CAIRO (Reuters) - Egypt’s highest court has ordered a retrial of three jailed journalists working for Al Jazeera television, citing procedural flaws in last year’s trial, defense lawyers said on Thursday.
Australian Peter Greste, Canadian-Egyptian Mohamed Fahmy and Egyptian national Baher Mohamed were sentenced to seven to 10 years on charges including spreading lies to help a “terrorist organization” — a reference to the outlawed Muslim Brotherhood.
The trial was condemned by human rights groups and Western governments and prompted the United Nations to question Egypt’s judicial independence. The case has also contributed to tensions between Egypt and Qatar, where Al Jazeera is based.
The reporters’ imprisonment is a thorny issue for President Abdel Fattah al-Sisi as he seeks to prove his commitment to democratic reforms. He could pardon or deport them but has so far refused to intervene, citing the independent judiciary.
Relatives’ hopes the retrial decision would include an immediate release on bail for the men, held for over a year in the tough Tora Prison, were disappointed, but their lawyers can apply for bail at the first retrial hearing. Two defense attorneys said the new proceedings could begin within a month although the judge had not set a date.
“They will not be released until they appear before the new chamber, which will decide whether to release them or not,” said Mostafa Nagy, who represents Greste and Mohamed.
The journalists say they were simply reporting the news when arrested in December 2013.
Greste’s parents, grim-faced, left quickly after the hearing at the High Court in Cairo. “We need some time to process. It’s not as positive as we had hoped,” his mother, Lois, said.
Australian ambassador Ralph King, accompanying them, told reporters: “Journalists should not be imprisoned for doing their job. I hope this trial will be fair and transparent.”
In a statement, Al Jazeera reiterated its position that the trial was flawed and demanded the release of its journalists.
“The Egyptian authorities have a simple choice — free these men quickly or continue to string this out, all the while continuing this injustice and harming the image of their own country in the eyes of the world. They should choose the former,” the TV channel said.
Human rights groups say repression has been growing in Egypt — a strategic U.S. ally — since then army chief Sisi toppled elected President Mohamed Mursi of the Muslim Brotherhood in July 2013 following mass protests against his rule.

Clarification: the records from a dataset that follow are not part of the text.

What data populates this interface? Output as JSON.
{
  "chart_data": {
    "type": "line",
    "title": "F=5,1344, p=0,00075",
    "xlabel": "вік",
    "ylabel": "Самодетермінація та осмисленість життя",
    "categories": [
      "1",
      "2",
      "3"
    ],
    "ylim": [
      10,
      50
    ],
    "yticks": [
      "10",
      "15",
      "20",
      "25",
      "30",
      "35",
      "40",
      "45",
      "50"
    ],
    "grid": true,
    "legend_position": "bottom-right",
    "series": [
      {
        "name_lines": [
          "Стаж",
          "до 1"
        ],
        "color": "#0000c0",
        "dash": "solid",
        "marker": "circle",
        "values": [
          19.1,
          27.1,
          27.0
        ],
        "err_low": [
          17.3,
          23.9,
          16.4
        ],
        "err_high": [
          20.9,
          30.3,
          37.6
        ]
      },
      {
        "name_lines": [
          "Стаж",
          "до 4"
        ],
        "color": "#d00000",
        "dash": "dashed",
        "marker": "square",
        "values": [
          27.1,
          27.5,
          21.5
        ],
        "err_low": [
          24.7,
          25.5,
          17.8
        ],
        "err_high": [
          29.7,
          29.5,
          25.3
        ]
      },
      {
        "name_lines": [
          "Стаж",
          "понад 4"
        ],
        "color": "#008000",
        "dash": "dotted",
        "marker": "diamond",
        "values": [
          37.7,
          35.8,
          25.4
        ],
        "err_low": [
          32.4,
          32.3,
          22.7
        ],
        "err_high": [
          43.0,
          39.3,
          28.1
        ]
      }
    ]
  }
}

Many Egyptians see Al Jazeera as a force determined to destabilize the country, a view that has been encouraged in the local media, which has labeled the journalists “The Marriott Cell” because they worked from a hotel of the U.S.-based chain.
Mursi’s ouster soured ties between Egypt and Qatar, which backed the Brotherhood. But recent Saudi-led efforts to repair relations had raised hopes the journalists might be freed.
“I hope relations keep getting better (between Qatar and Egypt) for those poor, innocent journalists who got stuck in the middle,” Fahmy’s brother Adel said at the court.
Fahmy’s fiance, Marwa Omara, told reporters before the court ruling that she expected a political solution to end the journalists’ imprisonment, not a legal one.
Rights groups accuse courts of deepening a crackdown on dissent in Egypt, which has suffered from political turmoil since an uprising toppled autocrat Hosni Mubarak in 2011.
While judges have handed down harsh sentences, including the death penalty, against Islamists, members of the old political elite are slowly being freed.
In November, a case against Mubarak over the killing of protesters in the 2011 uprising was dropped, dimming hopes that the end of his 30-year rule would bring a new era of openness.